About MoonRay

MoonRay is DreamWorks Animation’s path-tracing production renderer, developed in-house and open-sourced in 2023. It is easy to use and provides artists with fast iterations. It can be integrated into wide variety of tools such as Houdini, Maya, Katana, Blender, in-house lighting tools, etc., with an appropriate plugin or via the hdMoonray Hydra render delegate. MoonRay is provided as a service to our internal clients via our in-house cloud framework Arras. Not only does this simplify application integration, but it also allows MoonRay to take advantage of massive machine scale distributed rendering.

MoonRay has rendered all of DreamWork’s in-house features and shorts since How To Train Your Dragon: The Hidden World.

Structure

MoonRay was developed from scratch, leveraging state of the art open source components where appropriate. No studio legacy code was used. The architecture is cleanly divided across three different APIs:

  • The rendering API for clients to initiate rendering,
  • The shading API for the development of pluggable shaders or materials, and
  • The procedural API for the development of geometry generators.
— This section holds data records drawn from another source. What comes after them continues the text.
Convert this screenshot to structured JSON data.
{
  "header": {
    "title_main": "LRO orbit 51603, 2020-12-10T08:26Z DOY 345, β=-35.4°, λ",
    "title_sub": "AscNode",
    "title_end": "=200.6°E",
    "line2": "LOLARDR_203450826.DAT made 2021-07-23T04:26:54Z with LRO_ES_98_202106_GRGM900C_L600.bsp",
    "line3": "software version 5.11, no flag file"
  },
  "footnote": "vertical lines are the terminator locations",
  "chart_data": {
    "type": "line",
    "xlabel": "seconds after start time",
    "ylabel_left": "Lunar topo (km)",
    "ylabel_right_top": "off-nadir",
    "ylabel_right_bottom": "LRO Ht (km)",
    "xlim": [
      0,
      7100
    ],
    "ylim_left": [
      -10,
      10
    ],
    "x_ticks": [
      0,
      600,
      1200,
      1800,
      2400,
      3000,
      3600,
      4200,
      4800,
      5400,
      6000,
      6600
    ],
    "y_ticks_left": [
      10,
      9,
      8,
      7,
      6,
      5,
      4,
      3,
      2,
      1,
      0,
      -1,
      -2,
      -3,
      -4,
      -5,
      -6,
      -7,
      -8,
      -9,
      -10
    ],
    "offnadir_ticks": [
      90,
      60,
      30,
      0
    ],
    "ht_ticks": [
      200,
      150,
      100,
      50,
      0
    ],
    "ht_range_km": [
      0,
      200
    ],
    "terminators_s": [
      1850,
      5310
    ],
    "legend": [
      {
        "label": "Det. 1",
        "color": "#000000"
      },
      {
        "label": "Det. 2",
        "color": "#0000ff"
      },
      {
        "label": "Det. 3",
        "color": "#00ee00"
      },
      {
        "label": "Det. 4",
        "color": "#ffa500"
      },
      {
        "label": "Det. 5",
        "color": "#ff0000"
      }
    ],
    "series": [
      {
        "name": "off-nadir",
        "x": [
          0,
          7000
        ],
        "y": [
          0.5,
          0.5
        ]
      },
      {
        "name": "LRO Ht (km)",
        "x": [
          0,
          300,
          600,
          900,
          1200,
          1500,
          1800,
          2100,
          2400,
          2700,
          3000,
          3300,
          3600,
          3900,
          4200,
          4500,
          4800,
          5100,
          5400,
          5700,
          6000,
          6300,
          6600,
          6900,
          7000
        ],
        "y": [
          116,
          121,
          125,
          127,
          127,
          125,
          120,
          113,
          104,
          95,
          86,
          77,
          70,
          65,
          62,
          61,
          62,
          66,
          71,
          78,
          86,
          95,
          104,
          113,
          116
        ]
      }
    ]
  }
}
MoonRay uses best-in-class open source libraries.

  • Embree acts as MoonRay’s ray-intersection engine
  • OpenImageIO generically handles different image file formats
  • OpenSubdiv is an open source geometry library
  • OpenVDB is a volumetric representational format that we open sourced at DreamWorks
  • OpenColorIO acts as MoonRay’s color management library
  • OpenImageDenoise acts as one of MoonRay’s denoising tools
  • OpenEXR is a deep image format
  • USD is a scene description format we use (alongside our own rdl)

Goals

Keep all the lanes of all the cores of all the machines busy all the time with meaningful work

MoonRay saturating worker threads

All renderers have personalities, and “Keep all the lanes…“ is MoonRay’s mantra and our personality. This is our guiding principle for development.

Our goal was to achieve scalability up to real-time rendering leveraging all of the available hardware. The need to trace and shade billions of rays implied thin interfaces and no data structure redundancy. We embraced “Data Oriented Design”, which is a methodology that first grew in the games industry, but we applied it with great success in MoonRay.

With MoonRay, we range between 92 - 154 million core-hours for rendering a DreamWorks Feature.